Nevertheless, Kalimtgis left open the option of going public at a later date: "Unlike you, Lyn, I do not say to myself that 'even if I were put before ten grand juries I would tell them that I knew nothing...' You have rejected every appropriate forum within which I could have presented every sensitive fact."
Kalimtgis was not the only NCLC member to see that LaRouche had opened a can of worms. In a Feb. 1 "NCLC Internal Discussion Document," a top officer of Computron complained:
"When has the enemy ever been handed so many weapons to use against us as he has through Lyn's memos over the last two months? Massive divergence of funds from the campaign [he means LaRouche's 1980 Presidential campaign--ed.] into a private business? Among other things. Isn't that just a little more illegal than any number of scandals that have destroyed political careers and movements in recent memory?"
The writer hastily added that no divergence of campaign funds had actually taken place. Yet previous statements by LaRouche had been quite explicit about "massive" payments from NCLC to Computron (if not from the official LaRouche campaign committee to Computron) during a period which overlapped with the campaign and with LaRouche's expenditure of over $500,000 in Federal matching funds.
"Over the past months," LaRouche wrote in a Jan. 12 memo, "Computron has survived because of massive financial assistance from the Labor Committees, both direct aid and massive infusions of credit.
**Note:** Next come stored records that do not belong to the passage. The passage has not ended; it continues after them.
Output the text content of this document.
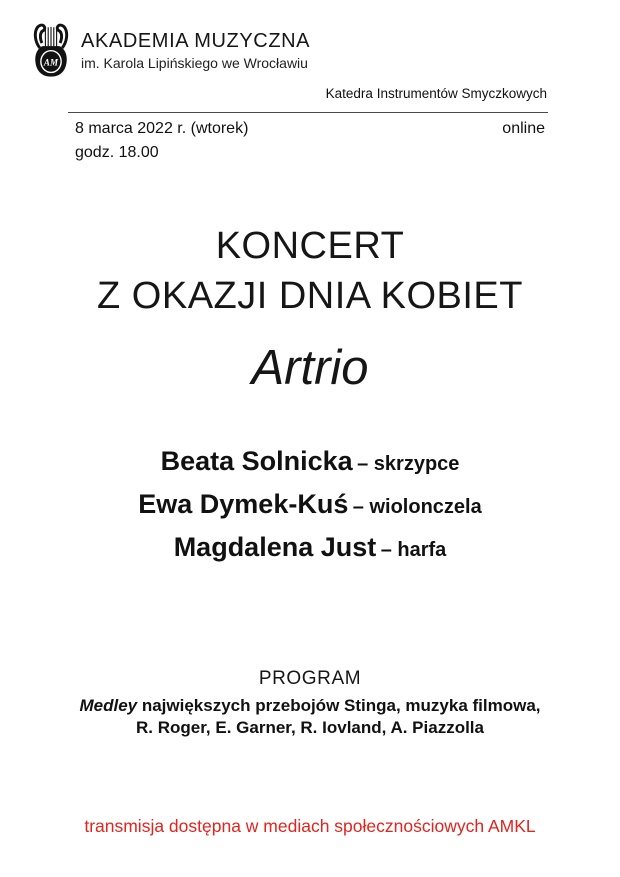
AM
AKADEMIA MUZYCZNA
im. Karola Lipińskiego we Wrocławiu
Katedra Instrumentów Smyczkowych
8 marca 2022 r. (wtorek)	online
godz. 18.00
KONCERT
Z OKAZJI DNIA KOBIET
Artrio
Beata Solnicka – skrzypce
Ewa Dymek-Kuś – wiolonczela
Magdalena Just – harfa
PROGRAM
Medley największych przebojów Stinga, muzyka filmowa,
R. Roger, E. Garner, R. Iovland, A. Piazzolla
transmisja dostępna w mediach społecznościowych AMKL
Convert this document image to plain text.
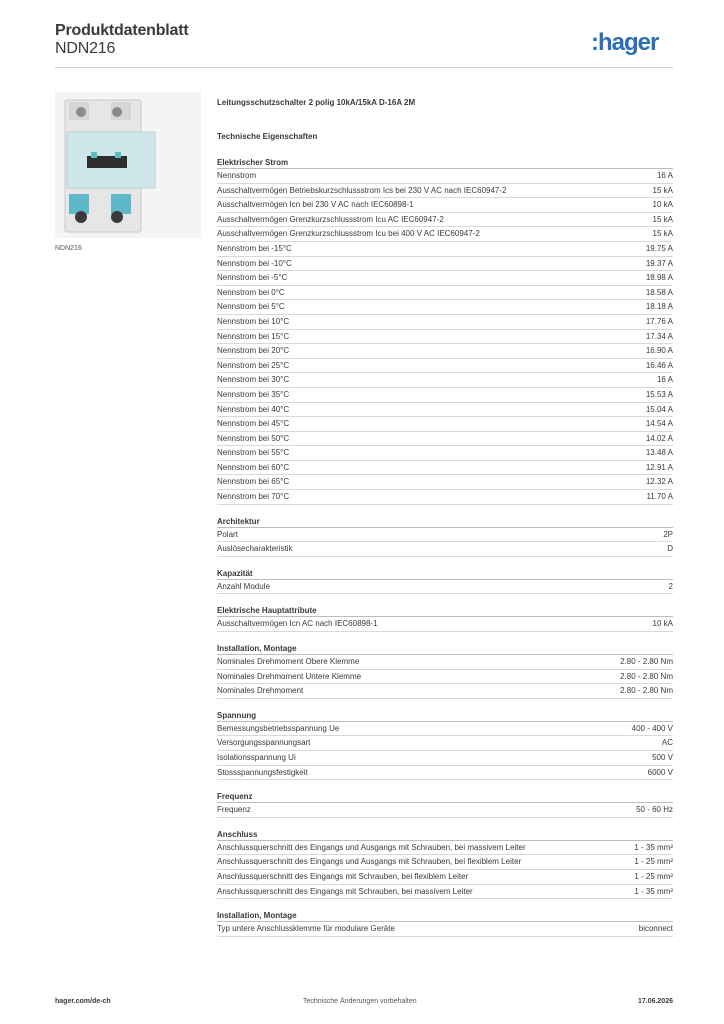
Produktdatenblatt
NDN216	:hager
NDN216
Leitungsschutzschalter 2 polig 10kA/15kA D-16A 2M
Technische Eigenschaften
Elektrischer Strom
Nennstrom	16 A
Ausschaltvermögen Betriebskurzschlussstrom Ics bei 230 V AC nach IEC60947-2	15 kA
Ausschaltvermögen Icn bei 230 V AC nach IEC60898-1	10 kA
Ausschaltvermögen Grenzkurzschlussstrom Icu AC IEC60947-2	15 kA
Ausschaltvermögen Grenzkurzschlussstrom Icu bei 400 V AC IEC60947-2	15 kA
Nennstrom bei -15°C	19.75 A
Nennstrom bei -10°C	19.37 A
Nennstrom bei -5°C	18.98 A
Nennstrom bei 0°C	18.58 A
Nennstrom bei 5°C	18.18 A
Nennstrom bei 10°C	17.76 A
Nennstrom bei 15°C	17.34 A
Nennstrom bei 20°C	16.90 A
Nennstrom bei 25°C	16.46 A
Nennstrom bei 30°C	16 A
Nennstrom bei 35°C	15.53 A
Nennstrom bei 40°C	15.04 A
Nennstrom bei 45°C	14.54 A
Nennstrom bei 50°C	14.02 A
Nennstrom bei 55°C	13.48 A
Nennstrom bei 60°C	12.91 A
Nennstrom bei 65°C	12.32 A
Nennstrom bei 70°C	11.70 A
Architektur
Polart	2P
Auslösecharakteristik	D
Kapazität
Anzahl Module	2
Elektrische Hauptattribute
Ausschaltvermögen Icn AC nach IEC60898-1	10 kA
Installation, Montage
Nominales Drehmoment Obere Klemme	2.80 - 2.80 Nm
Nominales Drehmoment Untere Klemme	2.80 - 2.80 Nm
Nominales Drehmoment	2.80 - 2.80 Nm
Spannung
Bemessungsbetriebsspannung Ue	400 - 400 V
Versorgungsspannungsart	AC
Isolationsspannung Ui	500 V
Stossspannungsfestigkeit	6000 V
Frequenz
Frequenz	50 - 60 Hz
Anschluss
Anschlussquerschnitt des Eingangs und Ausgangs mit Schrauben, bei massivem Leiter	1 - 35 mm²
Anschlussquerschnitt des Eingangs und Ausgangs mit Schrauben, bei flexiblem Leiter	1 - 25 mm²
Anschlussquerschnitt des Eingangs mit Schrauben, bei flexiblem Leiter	1 - 25 mm²
Anschlussquerschnitt des Eingangs mit Schrauben, bei massivem Leiter	1 - 35 mm²
Installation, Montage
Typ untere Anschlussklemme für modulare Geräte	biconnect
hager.com/de-ch	Technische Änderungen vorbehalten	17.06.2026
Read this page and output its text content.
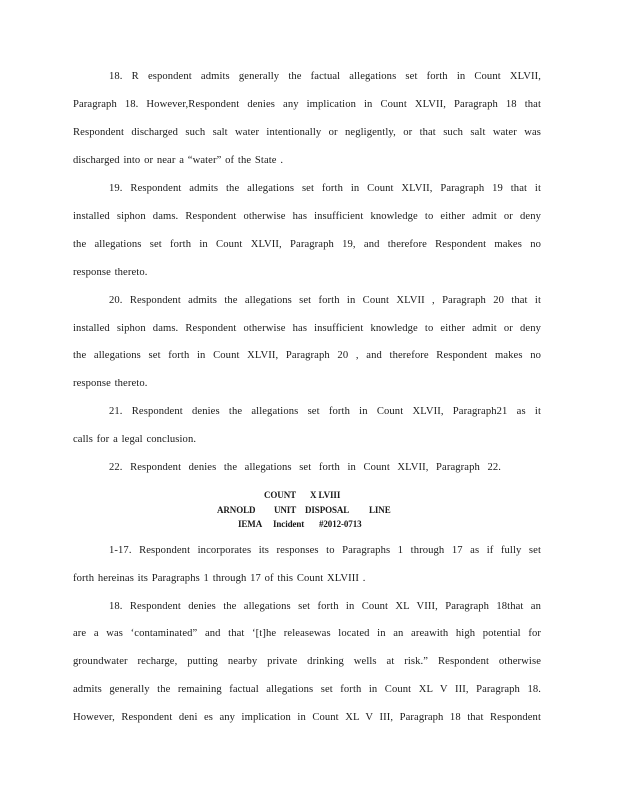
18. R espondent admits generally the factual allegations set forth in Count XLVII,
Paragraph 18. However,Respondent denies any implication in Count XLVII, Paragraph 18 that
Respondent discharged such salt water intentionally or negligently, or that such salt water was
discharged into or near a “water” of the State .
19. Respondent admits the allegations set forth in Count XLVII, Paragraph 19 that it
installed siphon dams. Respondent otherwise has insufficient knowledge to either admit or deny
the allegations set forth in Count XLVII, Paragraph 19, and therefore Respondent makes no
response thereto.
20. Respondent admits the allegations set forth in Count XLVII , Paragraph 20 that it
installed siphon dams. Respondent otherwise has insufficient knowledge to either admit or deny
the allegations set forth in Count XLVII, Paragraph 20 , and therefore Respondent makes no
response thereto.
21. Respondent denies the allegations set forth in Count XLVII, Paragraph21 as it
calls for a legal conclusion.
22. Respondent denies the allegations set forth in Count XLVII, Paragraph 22.
COUNT X LVIII
ARNOLD UNIT DISPOSAL LINE
IEMA Incident #2012-0713
1-17. Respondent incorporates its responses to Paragraphs 1 through 17 as if fully set
forth hereinas its Paragraphs 1 through 17 of this Count XLVIII .
18. Respondent denies the allegations set forth in Count XL VIII, Paragraph 18that an
are a was ‘contaminated” and that ‘[t]he releasewas located in an areawith high potential for
groundwater recharge, putting nearby private drinking wells at risk.” Respondent otherwise
admits generally the remaining factual allegations set forth in Count XL V III, Paragraph 18.
However, Respondent deni es any implication in Count XL V III, Paragraph 18 that Respondent
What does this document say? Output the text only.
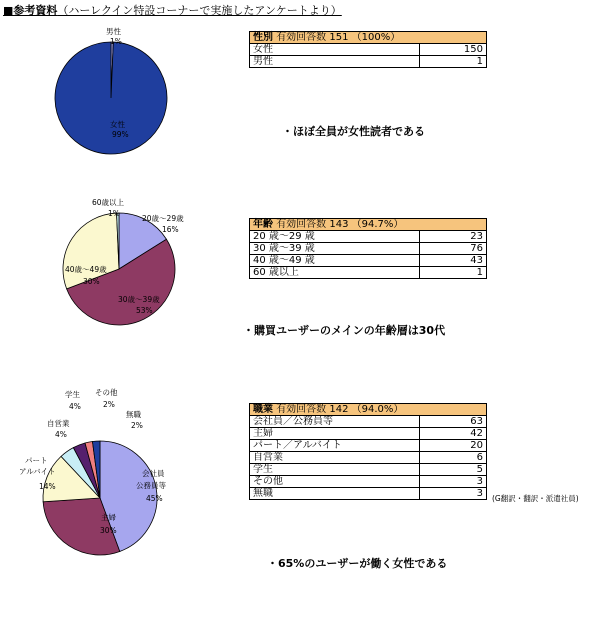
■参考資料（ハーレクイン特設コーナーで実施したアンケートより）
男性
1%
女性
99%
性別 有効回答数 151 （100%）	
女性	150
男性	1
・ほぼ全員が女性読者である
60歳以上
1%
20歳～29歳
16%
40歳～49歳
30%
30歳～39歳
53%
年齢 有効回答数 143 （94.7%）	
20 歳～29 歳	23
30 歳～39 歳	76
40 歳～49 歳	43
60 歳以上	1
・購買ユーザーのメインの年齢層は30代
学生
4%
その他
2%
無職
2%
自営業
4%
パート
アルバイト
14%
会社員
公務員等
45%
主婦
30%
職業 有効回答数 142 （94.0%）	
会社員／公務員等	63
主婦	42
パート／アルバイト	20
自営業	6
学生	5
その他	3
無職	3 (G翻訳・翻訳・派遣社員)
・65%のユーザーが働く女性である
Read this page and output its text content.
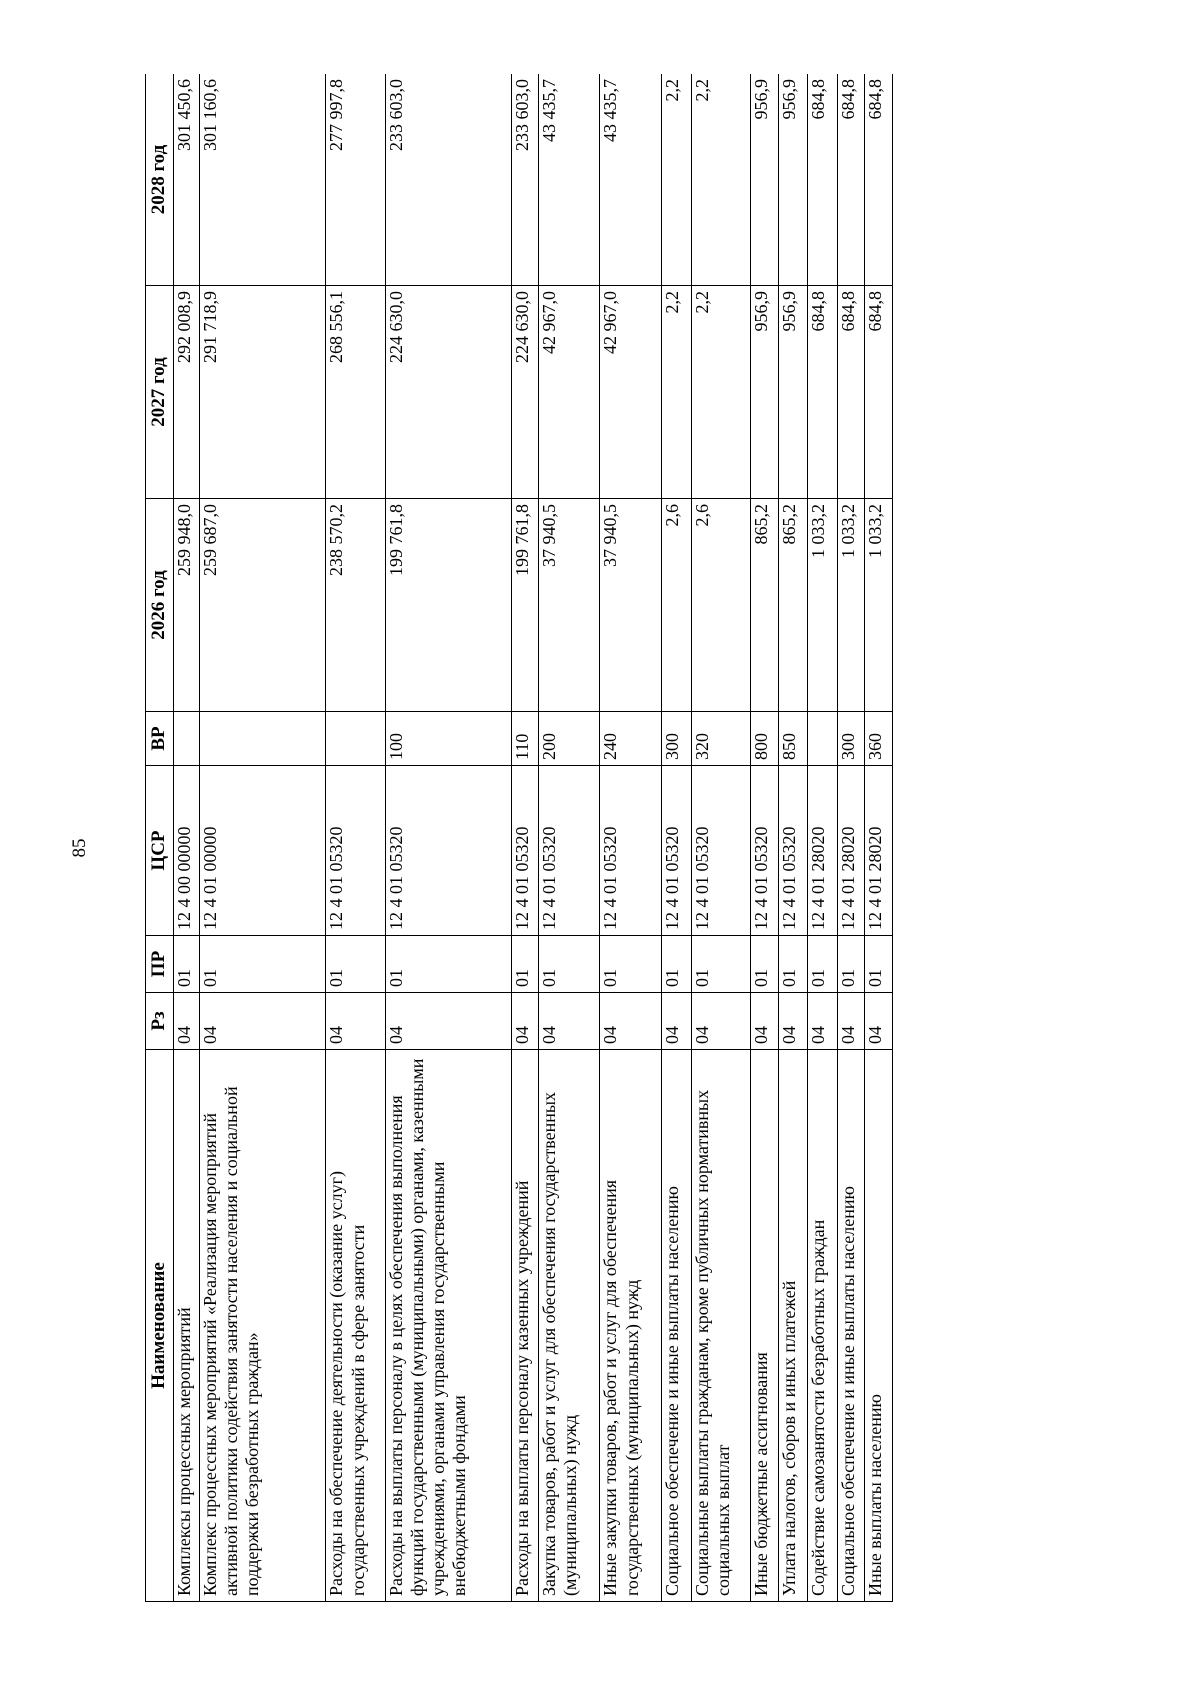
85
Наименование	Рз	ПР	ЦСР	ВР	2026 год	2027 год	2028 год
Комплексы процессных мероприятий	04	01	12 4 00 00000		259 948,0	292 008,9	301 450,6
Комплекс процессных мероприятий «Реализация мероприятий активной политики содействия занятости населения и социальной поддержки безработных граждан»	04	01	12 4 01 00000		259 687,0	291 718,9	301 160,6
Расходы на обеспечение деятельности (оказание услуг) государственных учреждений в сфере занятости	04	01	12 4 01 05320		238 570,2	268 556,1	277 997,8
Расходы на выплаты персоналу в целях обеспечения выполнения функций государственными (муниципальными) органами, казенными учреждениями, органами управления государственными внебюджетными фондами	04	01	12 4 01 05320	100	199 761,8	224 630,0	233 603,0
Расходы на выплаты персоналу казенных учреждений	04	01	12 4 01 05320	110	199 761,8	224 630,0	233 603,0
Закупка товаров, работ и услуг для обеспечения государственных (муниципальных) нужд	04	01	12 4 01 05320	200	37 940,5	42 967,0	43 435,7
Иные закупки товаров, работ и услуг для обеспечения государственных (муниципальных) нужд	04	01	12 4 01 05320	240	37 940,5	42 967,0	43 435,7
Социальное обеспечение и иные выплаты населению	04	01	12 4 01 05320	300	2,6	2,2	2,2
Социальные выплаты гражданам, кроме публичных нормативных социальных выплат	04	01	12 4 01 05320	320	2,6	2,2	2,2
Иные бюджетные ассигнования	04	01	12 4 01 05320	800	865,2	956,9	956,9
Уплата налогов, сборов и иных платежей	04	01	12 4 01 05320	850	865,2	956,9	956,9
Содействие самозанятости безработных граждан	04	01	12 4 01 28020		1 033,2	684,8	684,8
Социальное обеспечение и иные выплаты населению	04	01	12 4 01 28020	300	1 033,2	684,8	684,8
Иные выплаты населению	04	01	12 4 01 28020	360	1 033,2	684,8	684,8
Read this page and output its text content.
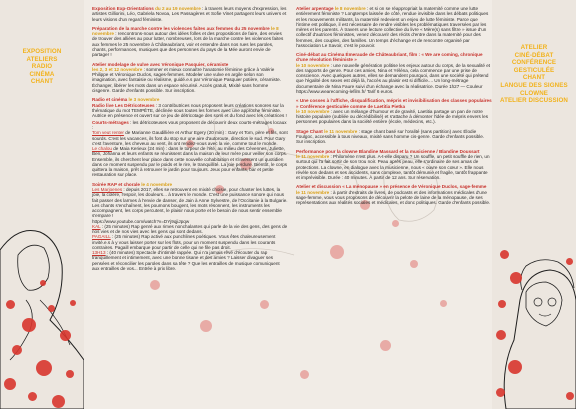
EXPOSITION
ATELIERS
RADIO
CINÉMA
CHANT
ATELIER
CINÉ-DÉBAT
CONFÉRENCE GESTICULÉE
CHANT
LANGUE DES SIGNES
CLOWNE
ATELIER DISCUSSION
Exposition Exp-Orientations du 2 au 19 novembre : à travers leurs moyens d'expression, les artistes Gilliorini, Léo, Gabriela Novoa, Les Passagères et Sofie Vinet partagent leurs univers et leurs visions d'un regard féministe.
Préparation de la marche contre les violences faites aux femmes du 25 novembre le 8 novembre : rencontrons-nous autour des idées folles et des propositions de faire, des envies de trouver des alliées au pour lutter, nombreuses, lors de la marche contre les violences faites aux femmes le 25 novembre à Châteaubriant, voir et entendre dans nos rues les paroles, chants, performances, musiques que des personnes du pays de la Mée auront envie de partager !
Atelier modelage de vulve avec Véronique Pasquier, céramiste
les 2, 3 et 12 novembre : sommer et mieux connaître l'anatomie féminine grâce à Valérie Philippe et Véronique Duclos, sages-femmes. Modeler une vulve en argile selon son imagination, avec fantaisie ou réalisme, guidé.e.s par Véronique Pasquier potière, céramiste. Échanger, libérer les mots dans un espace sécurisé. Accès gratuit, Mixité sans homme cisgenre. Garde d'enfants possible. Sur inscription.
Radio et cinéma le 3 novembre
Radio live Les Détricoteuses : 3 contributrices nous proposent leurs créations sonores sur la thématique du mot TEMPÊTE, déclinée sous toutes les formes avec une approche féministe. Autrice en présence et ouvert sur ce jeu de détricotage des sons et du fond avec les créatrices !
Courts-métrages : les détricoteuses vous proposent de découvrir deux courts-métrages locaux :
Tom veut renter de Marianne Gaudillière et Arthur Egery (20 min) : Gary et Tom, père et fils, sont sourds. C'est les vacances, ils font du stop sur une aire d'autoroute, direction le sud. Pour Gary c'est l'aventure, les cheveux au vent, ils ont rendez-vous avec la vie, comme tout le monde.
Le chalou de Maia Kerieux (24 min) : dans le torpeur de l'été, au milieu des Cévennes, Juliette, Ben, Johanna et leurs enfants se réunissent dans la maison de leur mère pour veiller son corps. Ensemble, ils cherchent leur place dans cette nouvelle cohabitation et s'inventent un quotidien dans ce moment suspendu par le poids et le rire, le tranquillité. La joie perdure. Bientôt, le corps quittera la maison, prêt à retrouver le jardin pour toujours. Jeux pour enfants, bar et petite restauration sur place.
Soirée RAP et chorale le 4 novembre
Les Marjoenes : depuis 2017, elles se retrouvent en mixité choisie, pour chanter les luttes, la joie, la colère, l'espoir, les douleurs... à travers le monde. C'est une puissance sonore qui nous fait passer des larmes à l'envie de danser, de Jain à Anne Sylvestre, de l'Occitanie à la Bulgarie. Les chants s'enchaînent, les poumons bougent, les mots résonnent, les instruments les accompagnent, les corps percutent, le plaisir nous porte et le besoin de nous sentir ensemble s'empare !
https://www.youtube.com/watch?v=DYj9qjiJpqw
KAL : (25 minutes) Rap genré aux rimes nonchalantes qui parle de la vie des gens, des gens de nos vies et de nos vies avec les gens qui sont dedans.
PAGAILL : (25 minutes) Rap activé aux punchlines poétiques. Vous êtes chaleureusement invité.e.s à y vous laisser porter sur les flots, pour un moment suspendu dans les courants contraires. Pagaill embarque pour partir de celle qui ne file pas droit.
13H13 : (40 minutes) Spectacle d'intimité rappée. Qui n'a jamais rêvé d'écouter du rap tranquillement et intimement, avec une bonne tisane et des amies ? Laisser divaguer ses pensées et réconcilier les paroles dans sa tête ? Que les entrailles de musique comuniquent aux entrailles de vos... Entrée à prix libre.
Atelier arpentage le 8 novembre : et si on se réappropriait la maternité comme une lutte entièrement féministe ? Longtemps laissée de côté, rendue invisible dans les débats politiques et les mouvements militants, la maternité redevient un enjeu de lutte féministe. Parce que l'intime est politique, il est nécessaire de rendre visibles les problématiques traversées par les mères et les parents. À travers une lecture collective du livre « Mère(s) sans filtre » issue d'un collectif d'autrices féministes, venez découvrir des récits d'entre dans la maternité pour des femmes, des couples, des familles. Un temps d'échange et de rencontre organisé par l'association Le Savoir, c'est le pouvoir.
Ciné-débat au Cinéma Émeraude de Châteaubriant, film : « We are coming, chronique d'une révolution féministe »
le 10 novembre : une nouvelle génération politise les enjeux autour du corps, de la sexualité et des rapports de genre. Pour ces amies, Nina et Yéléna, cela commence par une prise de conscience. Avec quelques autres, elles se demandent pourquoi, dans une société qui prétend que l'égalité des sexes est déjà là, l'accès au plaisir est si difficile.... Un long-métrage documentaire de Nina Faure suivi d'un échange avec la réalisatrice. Durée 1h27 — Couleur https://www.wearecoming-lefilm.fr/ Tarif 6 euros.
« Une cosses à l'affiche, disqualification, mépris et invisibilisation des classes populaires » Conférence gesticulée comme de Laetitia Pietka
le 10 novembre : avec un mélange d'humour et de gravité, Laetitia partage un pan de notre histoire populaire (oubliée ou décrédibilisé) et s'attache à démonter l'idée de mépris envers les personnes populaires dans la société entière (école, médecins, etc.).
Stage Chant le 11 novembre : stage chant basé sur l'oralité (sans partition) avec Élodie Foulgoc, accessible à tous niveaux, mixité sans homme cis-genre. Garde d'enfants possible. Sur inscription.
Performance pour la clowne Blandine Massard et la musicienne / Blandine Doussart
le 11 novembre : Philomène n'est plus. A-t-elle disparu ? Un souffle, un petit souffle de rien, un surtout qui l'a fait sortir de son trou noir. Peau après peau, elle s'ordinaire de ses amas de protections. La clowne, en dialogue avec la musicienne, nous « ouvre son cœur ». Elle nous révèle son dedans et ses accidents, sans complexe, tantôt démunie et fragile, tantôt frappante et imprévisible. Durée : 40 minutes. À partir de 12 ans. Sur réservation.
Atelier et discussion « La ménopause » en présence de Véronique Duclos, sage-femme
le 11 novembre : à partir d'extraits de livres, de podcasts et des informations médicales d'une sage-femme, vous vous proposons de découvrir la pelote de laine de la ménopause, de ses représentations aux réalités sociales et médicales, et donc politiques. Garde d'enfants possible.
This amounts to hundreds of thousands of dollars of direct and indirect aid out of the pocket of the organization, and has been the only significant source, directly and indirect, of assistance to cover massive Computron losses..."
LaRouche then stated in a Jan. 20 memo that "The total payments from the organization and its vendors to Computron over a twelve-month period from November 1979 onward was just under SI millions, most conservatively, of which at least a half-million was unjustified. This involves payments and accruals in excess of payments. Contrary to Costas' and Andy's lying, at no point was there a net position accrued in favor of Computron in the balance of such flows."
LaRouche went on, in the Jan. 20 memo, to describe the payments as "interest-free banking for Computron by the organization and its vendors."
Careful reading of the documents of the LaRouche/Kalimtgis dispute reveals that both factions are in tacit agreement that a large cash flow took place both ways over an extended period between NCLC and Computron. The difference between the factions is over who benefited the most from this two-way flow during the past year.
In a sense, it doesn't matter which side is telling the truth, since either way the results may be devastating to both.
If LaRouche's version is true, then Computron must explain in Bankruptcy Court why the so-called interest-free bankers (NCLC and its vendors) were not listed among Computron's creditors in the March 3 debtor's petition, and why the alleged massive loans were not listed among the firm's liabilities. In addition, LaRouche himself may have to answer to the Federal Election Commission (FEC) about possible diversion of his Presidential campaign funds (see above).
If Kalimtgis' version is true, then both Computron and LaRouche may face an FEC investigation into the possibility of illegal and unreported corporate donations to LaRouche's campaign.